The Westminster Parliament would have continuing responsibility for overall economic policy, taxation and spending totals, foreign and defence policy, security (including energy security) and social security.
The devolved legislatures could then take responsibility for most other policy areas, by mutual agreement.
But on taxation there is an important distinction between the Conservative endorsement of income tax devolution and a socialist perspective.
For the right it is an ideological objective to shrink the Whitehall state, offloading as much responsibility as possible onto individual citizens to fend for themselves, outsourcing to private providers and “subcontracting” tax and spending to devolved legislatures.
Having strenuously opposed political devolution in the past, the Tories now see the virtues of economic devolution in right wing terms.
And in that respect, at least, the outcomes if not the ideologies of nationalism and Conservatism converge, because it is the redistributive power of the British state that ensures that the former is extinguished and the latter stunted.
In Wales’ case, independence would leave us much the poorer, just like the North East of England or Cornwall would be if separatism or Tory tax devolution were to affect them.
All British taxpayers – English, Welsh, Scottish – contribute their taxes at a British level to guarantee free health care, pensions, a decent family income and universal education, as well as defence and security – and to guarantee that where relevant the Scottish Parliament, Welsh Assembly and English regional or city-region governments have the capacity to deliver them.
Today, as policies diverge under devolution that may mean different things in different nations.

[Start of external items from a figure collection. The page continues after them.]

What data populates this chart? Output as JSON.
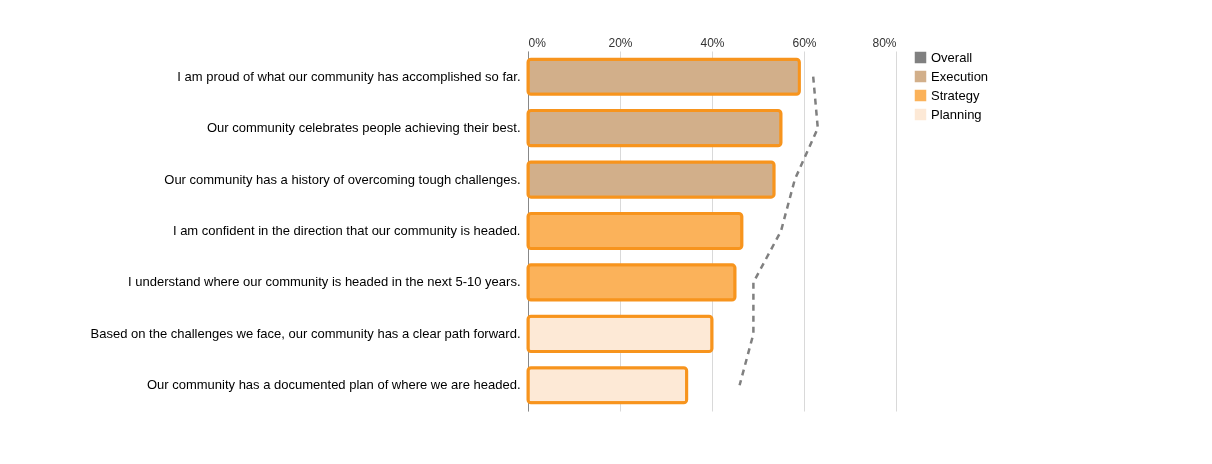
{
  "chart_data": {
    "type": "bar",
    "orientation": "horizontal",
    "categories": [
      "I am proud of what our community has accomplished so far.",
      "Our community celebrates people achieving their best.",
      "Our community has a history of overcoming tough challenges.",
      "I am confident in the direction that our community is headed.",
      "I understand where our community is headed in the next 5-10 years.",
      "Based on the challenges we face, our community has a clear path forward.",
      "Our community has a documented plan of where we are headed."
    ],
    "series": [
      {
        "name": "Overall",
        "type": "line",
        "color": "#808080",
        "line_style": "dashed",
        "marker": "none",
        "values": [
          62,
          63,
          58,
          55,
          49,
          49,
          46
        ]
      },
      {
        "name": "Execution",
        "color": "#d2af8a",
        "values": [
          59,
          55,
          53.5,
          null,
          null,
          null,
          null
        ]
      },
      {
        "name": "Strategy",
        "color": "#fbb25a",
        "values": [
          null,
          null,
          null,
          46.5,
          45,
          null,
          null
        ]
      },
      {
        "name": "Planning",
        "color": "#fde9d6",
        "values": [
          null,
          null,
          null,
          null,
          null,
          40,
          34.5
        ]
      }
    ],
    "xlim": [
      0,
      80
    ],
    "xticks": [
      {
        "value": 0,
        "label": "0%"
      },
      {
        "value": 20,
        "label": "20%"
      },
      {
        "value": 40,
        "label": "40%"
      },
      {
        "value": 60,
        "label": "60%"
      },
      {
        "value": 80,
        "label": "80%"
      }
    ],
    "grid": "x",
    "legend": "right"
  }
}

For example, there is free care for the elderly in Scotland but not in England.
In Wales student tuition fees are a third of those in England.
In Scotland and Wales collectivism is culturally more deeply rooted than in England, where Tory support is proportionately much greater.
Although socialists and Labour Party members right across Britain share common values of equality, social justice, democracy and liberty, these are increasingly expressed through different priorities and policies.
There is – at least as yet – no recognisably Welsh or Scottish socialism that might differ from an imagined English socialism.
But there is a direction of travel which will only be accommodated under a British socialism that is much more participatory, pluralist and devolutionary.
A Labour government, for example, should not be afraid to promote countervailing sources of power – for example, through an elected second chamber to replace the House of Lords and through devolution in England.
Some Labour traditionalists of both left and right have balked at such democratic pluralism because, as has been the case in Scotland and London, these bodies are not necessarily Labour controlled.
But that contradicts what ought to be a fundamental and defining characteristic of socialism, namely its essentially empowering ethos.
A truly democratic socialist state is an enabling one, though of course it needs to retain an enforcing role through upholding individual rights, asserting the common good on behalf of the community, and curbing excessive influence by the rich and powerful.’